The Conservation Intern will gain valuable hands-on experience and professional skills in natural resource management, ecology, and conservation. Working at the 13,000-acre Corkscrew Swamp Sanctuary in southwestern Florida, the intern will assist with the implementation of an ecologically-sound land management program and ecology research/monitoring. Each month, the work breakdown for this position will be roughly 80% research and 20% natural resource management.
This full-time six-month internship will run from January 2018 through June 2018 and will not exceed 40 hours per week, with occasional weekend work, as needed.
On-site housing is required and provided due to the relatively remote location of the Sanctuary and early field hours. Housing is a furnished one-level dormitory-style building. There are 4 private bedrooms, 2 bathrooms, 2 joined kitchens, a living room and a screened porch. Wireless internet, water, electricity and local phone service are provided. Housing will be shared with interns and/or visiting researchers.
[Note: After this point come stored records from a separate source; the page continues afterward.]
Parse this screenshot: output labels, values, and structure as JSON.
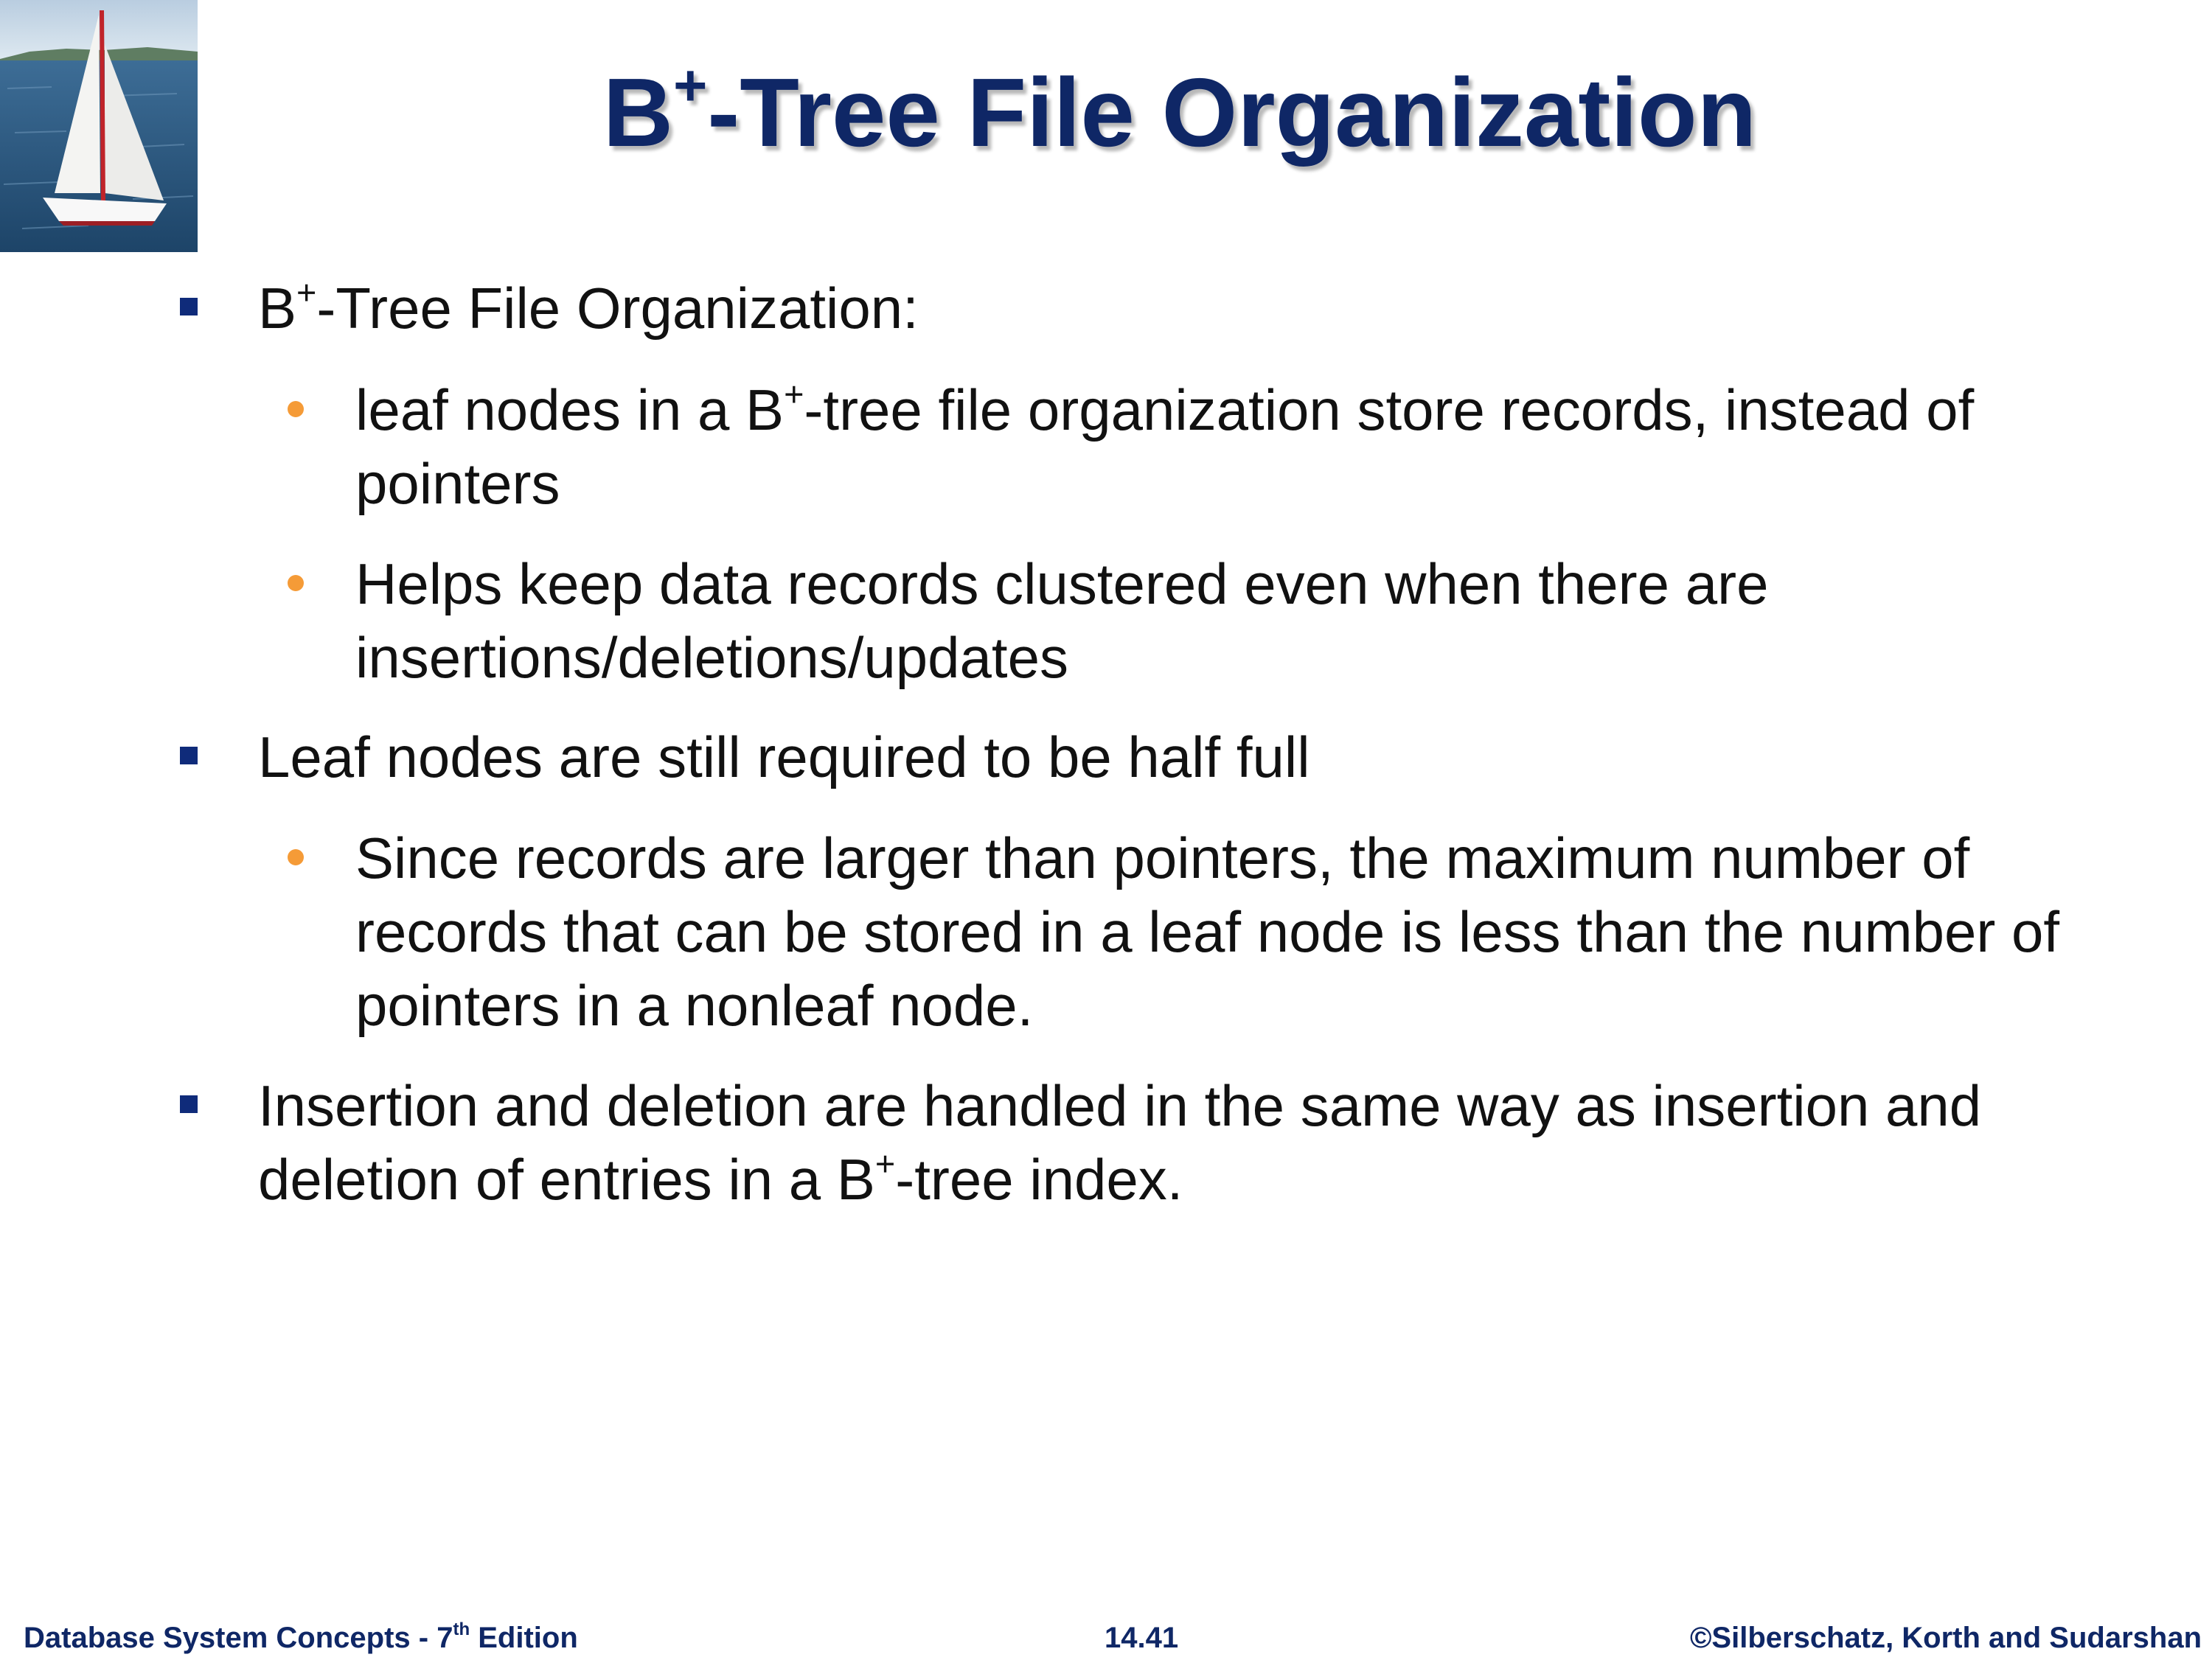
{
  "slide": {
    "title_prefix": "B",
    "title_sup": "+",
    "title_suffix": "-Tree File Organization"
  },
  "bullets": [
    {
      "level": 1,
      "prefix": "B",
      "sup": "+",
      "suffix": "-Tree File Organization:"
    },
    {
      "level": 2,
      "prefix": "leaf nodes in a B",
      "sup": "+",
      "suffix": "-tree file organization store records, instead of pointers"
    },
    {
      "level": 2,
      "text": "Helps keep data records clustered even when there are insertions/deletions/updates"
    },
    {
      "level": 1,
      "text": "Leaf nodes are still required to be half full"
    },
    {
      "level": 2,
      "text": "Since records are larger than pointers, the maximum number of records that can be stored in a leaf node is less than the number of pointers in a nonleaf node."
    },
    {
      "level": 1,
      "prefix": "Insertion and deletion are handled in the same way as insertion and deletion of entries in a B",
      "sup": "+",
      "suffix": "-tree index."
    }
  ],
  "footer": {
    "left_prefix": "Database System Concepts - 7",
    "left_sup": "th",
    "left_suffix": " Edition",
    "center": "14.41",
    "right": "©Silberschatz, Korth and Sudarshan"
  },
  "colors": {
    "title": "#0f2766",
    "level1_marker": "#0f2b7a",
    "level2_marker": "#f59b37",
    "body_text": "#111111"
  },
  "icons": {
    "logo": "sailboat-logo"
  }
}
Under the guidance of Audubon staff, the intern will develop skills in a variety of conservation activities, including:
- Monitoring wetland hydrology using groundwater wells (fitted with digital data loggers) and staff gauges and collecting weather data;
- Monitoring wetland wildlife to guide conservation and restoration. Wildlife monitoring will include a combination of fish and aquatic macroinvertebrate sampling, herpetofauna surveys, and medium- and large-mammal monitoring (using trail cameras);
- Laboratory processing of aquatic fauna samples and trail camera images;
- Data entry and data management associated with research and monitoring activities and ongoing citizen science programs;
- Maintaining native plant communities and habitats by managing non-native, invasive and native nuisance species (using herbicide sprayers, chainsaws, hand tools, etc.) and helping plan, execute, and monitor prescribed fire operations; and
- Communication and outreach through various avenues such as social media, print media, and more (as directed by supervising staff)
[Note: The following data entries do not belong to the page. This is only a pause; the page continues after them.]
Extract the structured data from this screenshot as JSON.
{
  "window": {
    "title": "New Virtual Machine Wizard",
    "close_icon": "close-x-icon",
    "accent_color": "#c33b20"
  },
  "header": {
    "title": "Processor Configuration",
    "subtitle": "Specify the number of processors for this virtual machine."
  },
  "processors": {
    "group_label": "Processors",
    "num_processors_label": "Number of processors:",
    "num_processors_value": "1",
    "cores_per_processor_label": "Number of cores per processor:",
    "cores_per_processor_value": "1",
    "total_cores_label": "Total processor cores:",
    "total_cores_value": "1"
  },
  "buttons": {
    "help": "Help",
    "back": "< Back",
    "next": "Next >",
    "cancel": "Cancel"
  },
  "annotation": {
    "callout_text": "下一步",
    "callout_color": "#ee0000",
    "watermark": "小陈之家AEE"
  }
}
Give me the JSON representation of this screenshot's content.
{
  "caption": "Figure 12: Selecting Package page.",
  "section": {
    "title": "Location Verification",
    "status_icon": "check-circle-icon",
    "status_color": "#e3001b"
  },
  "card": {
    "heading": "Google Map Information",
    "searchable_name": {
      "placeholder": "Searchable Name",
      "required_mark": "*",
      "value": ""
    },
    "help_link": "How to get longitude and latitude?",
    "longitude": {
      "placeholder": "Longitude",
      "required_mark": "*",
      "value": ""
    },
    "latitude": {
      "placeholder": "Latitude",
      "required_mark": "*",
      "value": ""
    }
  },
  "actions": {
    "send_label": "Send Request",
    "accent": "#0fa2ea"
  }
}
Interns are expected to assist with additional Sanctuary events and activities, as needed.
The Candidate Must
- Be currently enrolled in or a recent graduate of an institution of higher learning, pursuing a degree in environmental science or related field;
- Demonstrate strong attention to detail in field, laboratory, and office activities. Proficiency with MS Excel is required;
- Excel in interpersonal communication and at working independently and as part of a team;
- Possess a basic understanding of ecology and conservation;
- Demonstrate the ability to exercise sound judgment and adaptability to changing work conditions;
- Possess a valid driver’s license (experience with ATVs, 4WD vehicles and the ability to operate a manual transmission is a plus); and
- Commit to the full duration of the internship (January through June 2018).
Physical Requirements Include
- Ability to work long hours in the field in sub-tropical wetland environments, exposed to harsh South Florida environment (sun, biting insects, severe summer storms), sometimes alone and carrying field gear (up to 40 lbs.) for extended periods; and
- Ability and willingness to work in murky waters and thick vegetation that serve as home for potentially dangerous wildlife such as alligators and venomous snakes.